As a part of the World Bank SAS/HNP unit's Analytical and Advisory Activity (AAA) on "Better Reproductive Health for Poor Women in South Asia" FRHS carried out a study to understand how poor women define quality of reproductive health (RH) care and what barriers they encounter in accessing quality RH services. The study was carried out in rural areas of Chhattigarh, Karnataka and Rajasthan. This study used an analytical framework to synthesize supply side factors that determined service quality and demand side factors that determined client's willingness to seek care and concluded that reproductive health of women improves only to the extent that both demand and supply sides interventions help to improve client's ability to get quality care. To poor women service "quality" meant physical access, affordability and effective treatment. Their "ability" to get care depended on their awareness of problem, acceptability of service providers and availability of family / financial support.
A study was done in Parner block of Ahmednagar district in Maharashtra to understand the knowledge, attitude and behaviour and the reproductive health needs of married adolescent girls as perceived by them and by their influential members. Data was collected through in-depth interviews from married adolescent girls, their husbands and mothers-in-law.

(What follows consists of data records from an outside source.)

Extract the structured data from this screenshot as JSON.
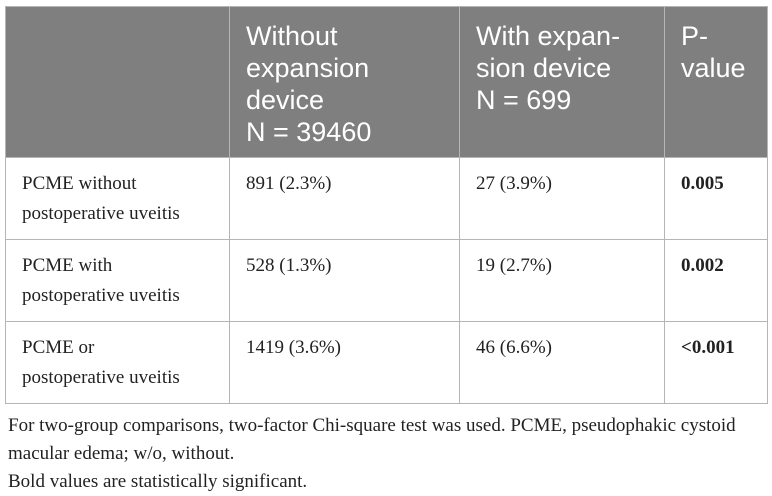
{
  "table": {
    "headers": [
      {
        "lines": [
          ""
        ]
      },
      {
        "lines": [
          "Without",
          "expansion",
          "device",
          "N = 39460"
        ]
      },
      {
        "lines": [
          "With expan-",
          "sion device",
          "N = 699"
        ]
      },
      {
        "lines": [
          "P-",
          "value"
        ]
      }
    ],
    "rows": [
      {
        "label_lines": [
          "PCME without",
          "postoperative uveitis"
        ],
        "without": "891 (2.3%)",
        "with": "27 (3.9%)",
        "p": "0.005"
      },
      {
        "label_lines": [
          "PCME with",
          "postoperative uveitis"
        ],
        "without": "528 (1.3%)",
        "with": "19 (2.7%)",
        "p": "0.002"
      },
      {
        "label_lines": [
          "PCME or",
          "postoperative uveitis"
        ],
        "without": "1419 (3.6%)",
        "with": "46 (6.6%)",
        "p": "<0.001"
      }
    ]
  },
  "footnotes": {
    "line1": "For two-group comparisons, two-factor Chi-square test was used. PCME, pseudophakic cystoid macular edema; w/o, without.",
    "line2": "Bold values are statistically significant."
  }
}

The data (Use of Reproductive Health Services byMarried Adolescent Females: A Report) showed that childbearing was perceived by all as a normal physiological phenomenon with negligible associated risks, and gynaecological problems as an unavoidable aspect of being a woman. Delivery and post natal period in particular were viewed as entirely "Women's domain" by both the sexes. Modern spacing methods were preferred by girls and natural spacing or "self control" by the mothers-in-law. MTP was seen as an acceptable form of limiting family by a number of husbands.

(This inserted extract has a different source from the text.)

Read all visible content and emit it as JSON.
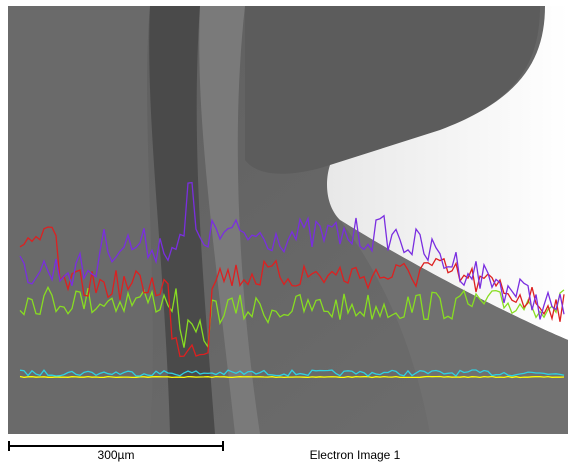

The girls were either unaware that their reproductive problems were treatable or were discouraged by family members from mentioning their condition. While husbands were either ignorant of or believed that women's illnesses were in "Women's domain". Those aware helped their wives seek treatment. Mothers-in-law, though better informed generally endorsed more traditional treatments, many of which were inconsistent with modern medicine. The study suggested that it would be more realistic to build reproductive health services for adolescent married girls within the existing women's health services and make them gender (male) sensitive as the husbands and mothers-in-law influenced women's health seeking behaviour.